Motolinía
Frei
Toríbio de Motolinía caminha, descalço, montanha acima. Vai
carregando uma bolsa pesada nas costas.
De
Motolinía chamam, no linguajar do lugar, a quem é pobre ou
aflito, e ele veste ainda o hábito remendado e esfarrapado que lhe
deu nome há anos, quando chegou caminhando, descalço como agora, do
porto de Veracruz.
Se
detém no alto da ladeira. Aos seus pés, se estende a imensa lagoa e
nela resplandece a cidade do México. Motolinía passa a mão na
testa, respira fundo e crava na terra, uma depois da outra, dez
cruzes toscas, galhos amarrados com cordão, e enquanto as crava vai
oferecendo-as:
– Esta
cruz, meu Deus, pelas pestes que aqui não se conheciam e com tanta
sanha foram cevadas nos naturais.
– Esta
pela guerra e esta pela fome, que tantos índios mataram como gotas
há no mar e grãos na areia.
– Esta
pelos arrecadadores de tributos, zangões que comem o mel dos índios;
e esta pelos tributos, pois para cumprir com eles haverão de vender
os índios seus filhos e suas terras.
– Esta
pelas minas de ouro, que tanto fedem a morto que a uma légua não se
pode passar.
– Esta
pela grande cidade do México, erguida sobre as ruínas de
Tenochtitlán, e pelos que nas costas trouxeram vigas e pedras para
construí-la, cantando e gritando noite e dia, até morrer extenuados
ou esmagados pelos derrubamentos.
– Esta
pelos escravos que de todas as comarcas foram arrastados até esta
cidade, como manadas de animais, marcados no rosto; e esta pelos que
caem nos caminhos levando as grandes cargas de mantimentos para as
minas.
– E
esta, Senhor, pelos contínuos conflitos e escaramuças de nós, os
espanhóis, que sempre terminam em suplício e matança de mulos.
Ajoelhado
frente às cruzes, Motolinía roga:
– Perdoa-os,
Deus.
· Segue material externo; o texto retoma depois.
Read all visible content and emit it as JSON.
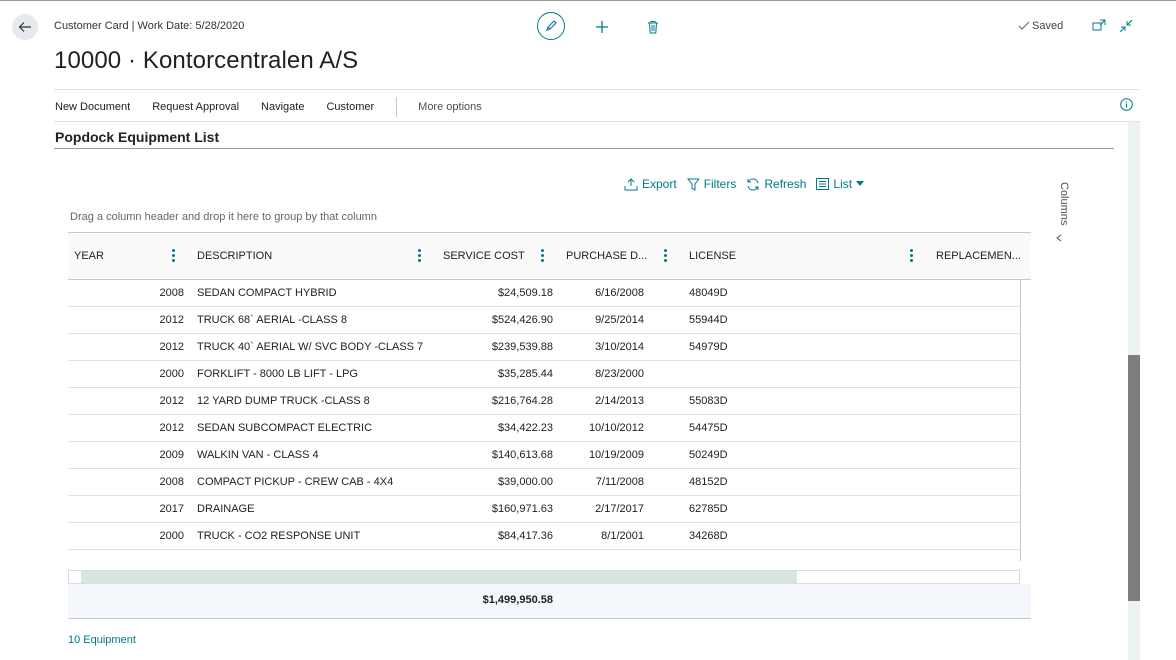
{
  "header": {
    "caption": "Customer Card | Work Date: 5/28/2020",
    "title": "10000 · Kontorcentralen A/S",
    "saved_label": "Saved",
    "icons": {
      "back": "arrow-left-icon",
      "edit": "pencil-icon",
      "new": "plus-icon",
      "delete": "trash-icon",
      "saved": "checkmark-icon",
      "popout": "popout-icon",
      "collapse": "collapse-icon"
    }
  },
  "actions": {
    "items": [
      "New Document",
      "Request Approval",
      "Navigate",
      "Customer"
    ],
    "more": "More options",
    "info_icon": "info-icon"
  },
  "part": {
    "title": "Popdock Equipment List",
    "toolbar": {
      "export": "Export",
      "filters": "Filters",
      "refresh": "Refresh",
      "view": "List"
    },
    "columns_label": "Columns",
    "group_hint": "Drag a column header and drop it here to group by that column",
    "headers": [
      "YEAR",
      "DESCRIPTION",
      "SERVICE COST",
      "PURCHASE D...",
      "LICENSE",
      "REPLACEMEN..."
    ],
    "rows": [
      {
        "year": "2008",
        "description": "SEDAN COMPACT HYBRID",
        "service_cost": "$24,509.18",
        "purchase_date": "6/16/2008",
        "license": "48049D"
      },
      {
        "year": "2012",
        "description": "TRUCK 68` AERIAL -CLASS 8",
        "service_cost": "$524,426.90",
        "purchase_date": "9/25/2014",
        "license": "55944D"
      },
      {
        "year": "2012",
        "description": "TRUCK 40` AERIAL W/ SVC BODY -CLASS 7",
        "service_cost": "$239,539.88",
        "purchase_date": "3/10/2014",
        "license": "54979D"
      },
      {
        "year": "2000",
        "description": "FORKLIFT - 8000 LB LIFT - LPG",
        "service_cost": "$35,285.44",
        "purchase_date": "8/23/2000",
        "license": ""
      },
      {
        "year": "2012",
        "description": "12 YARD DUMP TRUCK -CLASS 8",
        "service_cost": "$216,764.28",
        "purchase_date": "2/14/2013",
        "license": "55083D"
      },
      {
        "year": "2012",
        "description": "SEDAN SUBCOMPACT ELECTRIC",
        "service_cost": "$34,422.23",
        "purchase_date": "10/10/2012",
        "license": "54475D"
      },
      {
        "year": "2009",
        "description": "WALKIN VAN - CLASS 4",
        "service_cost": "$140,613.68",
        "purchase_date": "10/19/2009",
        "license": "50249D"
      },
      {
        "year": "2008",
        "description": "COMPACT PICKUP - CREW CAB - 4X4",
        "service_cost": "$39,000.00",
        "purchase_date": "7/11/2008",
        "license": "48152D"
      },
      {
        "year": "2017",
        "description": "DRAINAGE",
        "service_cost": "$160,971.63",
        "purchase_date": "2/17/2017",
        "license": "62785D"
      },
      {
        "year": "2000",
        "description": "TRUCK - CO2 RESPONSE UNIT",
        "service_cost": "$84,417.36",
        "purchase_date": "8/1/2001",
        "license": "34268D"
      }
    ],
    "total_service_cost": "$1,499,950.58",
    "count_label": "10 Equipment"
  },
  "colors": {
    "accent": "#00798a",
    "scroll_thumb": "#7e7e7e",
    "scroll_track": "#edf3f1",
    "totals_bg": "#f4f7fb"
  }
}
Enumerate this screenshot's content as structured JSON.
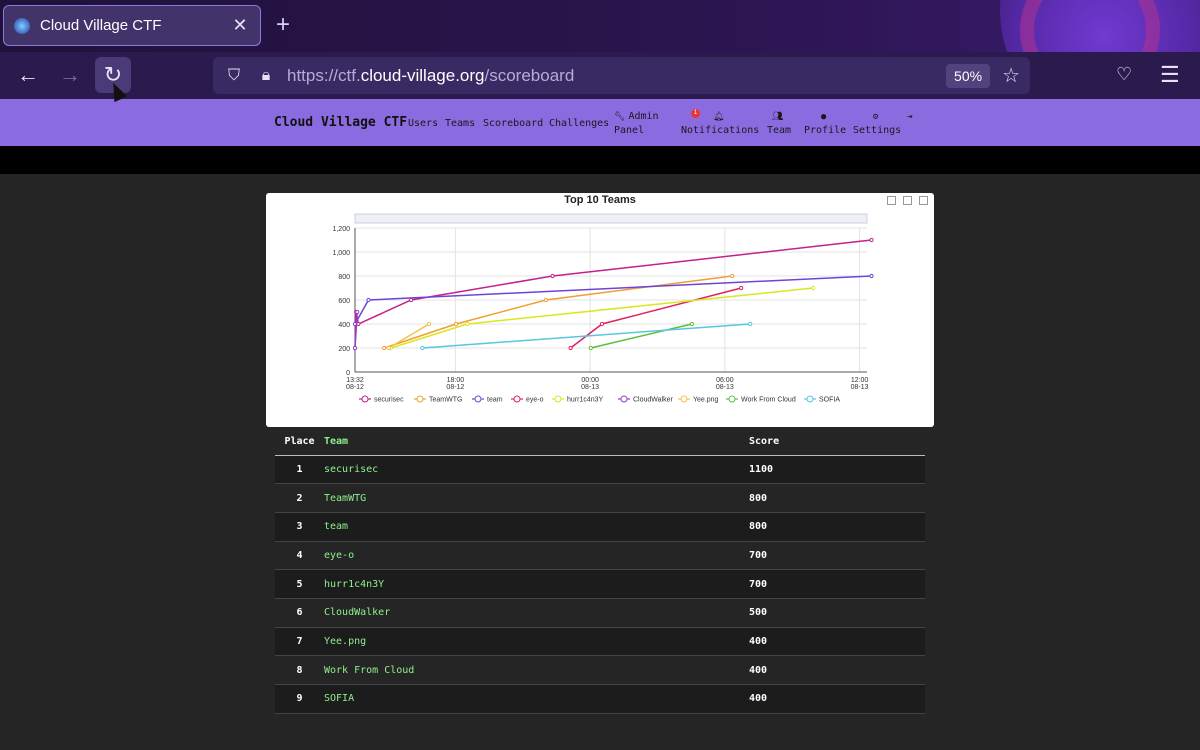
{
  "browser": {
    "tab_title": "Cloud Village CTF",
    "url_scheme": "https://ctf.",
    "url_host": "cloud-village.org",
    "url_path": "/scoreboard",
    "zoom": "50%"
  },
  "site": {
    "brand": "Cloud Village CTF",
    "nav": [
      {
        "label": "Users"
      },
      {
        "label": "Teams"
      },
      {
        "label": "Scoreboard"
      },
      {
        "label": "Challenges"
      },
      {
        "label": "Admin Panel",
        "icon": "wrench-icon"
      },
      {
        "label": "Notifications",
        "icon": "bell-icon",
        "badge": "1"
      },
      {
        "label": "Team",
        "icon": "users-icon"
      },
      {
        "label": "Profile",
        "icon": "user-circle-icon"
      },
      {
        "label": "Settings",
        "icon": "cogs-icon"
      },
      {
        "label": "",
        "icon": "logout-icon"
      }
    ]
  },
  "chart_data": {
    "type": "line",
    "title": "Top 10 Teams",
    "x_ticks": [
      {
        "time": "13:32",
        "date": "08-12"
      },
      {
        "time": "18:00",
        "date": "08-12"
      },
      {
        "time": "00:00",
        "date": "08-13"
      },
      {
        "time": "06:00",
        "date": "08-13"
      },
      {
        "time": "12:00",
        "date": "08-13"
      }
    ],
    "y_ticks": [
      "0",
      "200",
      "400",
      "600",
      "800",
      "1,000",
      "1,200"
    ],
    "ylim": [
      0,
      1200
    ],
    "xlim_hours": [
      0,
      22.8
    ],
    "series": [
      {
        "name": "securisec",
        "color": "#c2218e",
        "points": [
          [
            0,
            200
          ],
          [
            0.05,
            500
          ],
          [
            0.15,
            400
          ],
          [
            2.5,
            600
          ],
          [
            8.8,
            800
          ],
          [
            23,
            1100
          ]
        ]
      },
      {
        "name": "TeamWTG",
        "color": "#f0a030",
        "points": [
          [
            1.3,
            200
          ],
          [
            4.5,
            400
          ],
          [
            8.5,
            600
          ],
          [
            16.8,
            800
          ]
        ]
      },
      {
        "name": "team",
        "color": "#6e44d8",
        "points": [
          [
            0,
            400
          ],
          [
            0.6,
            600
          ],
          [
            23,
            800
          ]
        ]
      },
      {
        "name": "eye-o",
        "color": "#e0225c",
        "points": [
          [
            9.6,
            200
          ],
          [
            11,
            400
          ],
          [
            17.2,
            700
          ]
        ]
      },
      {
        "name": "hurr1c4n3Y",
        "color": "#d8e81c",
        "points": [
          [
            1.6,
            200
          ],
          [
            5,
            400
          ],
          [
            20.4,
            700
          ]
        ]
      },
      {
        "name": "CloudWalker",
        "color": "#9a3cc8",
        "points": [
          [
            0,
            200
          ],
          [
            0.1,
            500
          ]
        ]
      },
      {
        "name": "Yee.png",
        "color": "#f5c04a",
        "points": [
          [
            1.5,
            200
          ],
          [
            3.3,
            400
          ]
        ]
      },
      {
        "name": "Work From Cloud",
        "color": "#5bbf3a",
        "points": [
          [
            10.5,
            200
          ],
          [
            15,
            400
          ]
        ]
      },
      {
        "name": "SOFIA",
        "color": "#58c6e0",
        "points": [
          [
            3,
            200
          ],
          [
            17.6,
            400
          ]
        ]
      }
    ]
  },
  "table": {
    "headers": {
      "place": "Place",
      "team": "Team",
      "score": "Score"
    },
    "rows": [
      {
        "place": "1",
        "team": "securisec",
        "score": "1100"
      },
      {
        "place": "2",
        "team": "TeamWTG",
        "score": "800"
      },
      {
        "place": "3",
        "team": "team",
        "score": "800"
      },
      {
        "place": "4",
        "team": "eye-o",
        "score": "700"
      },
      {
        "place": "5",
        "team": "hurr1c4n3Y",
        "score": "700"
      },
      {
        "place": "6",
        "team": "CloudWalker",
        "score": "500"
      },
      {
        "place": "7",
        "team": "Yee.png",
        "score": "400"
      },
      {
        "place": "8",
        "team": "Work From Cloud",
        "score": "400"
      },
      {
        "place": "9",
        "team": "SOFIA",
        "score": "400"
      }
    ]
  }
}
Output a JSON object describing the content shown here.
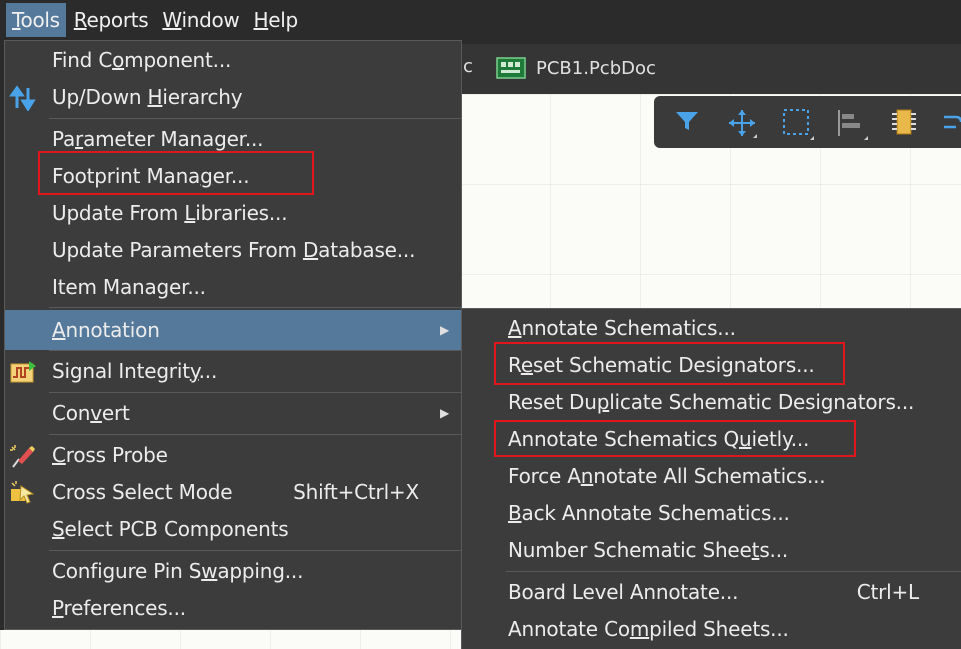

Te suplico que os perdoes. De sobra sei que continuam adorando
seus ídolos sanguinários, e que se antes tinham cem deuses, contigo
têm cento e um. Eles não sabem distinguir a hóstia de um grão de
milho. Mas se merecem o castigo de Tua dura mão, também merecem a
piedade de Teu generoso coração.
Depois
Motolinía se persigna, sacode o hábito e empreende, ladeira abaixo,
o regresso.
Pouco
antes da Ave-Maria, chega ao convento. Solitário em sua cela, se
estende na cama e lentamente come um pão.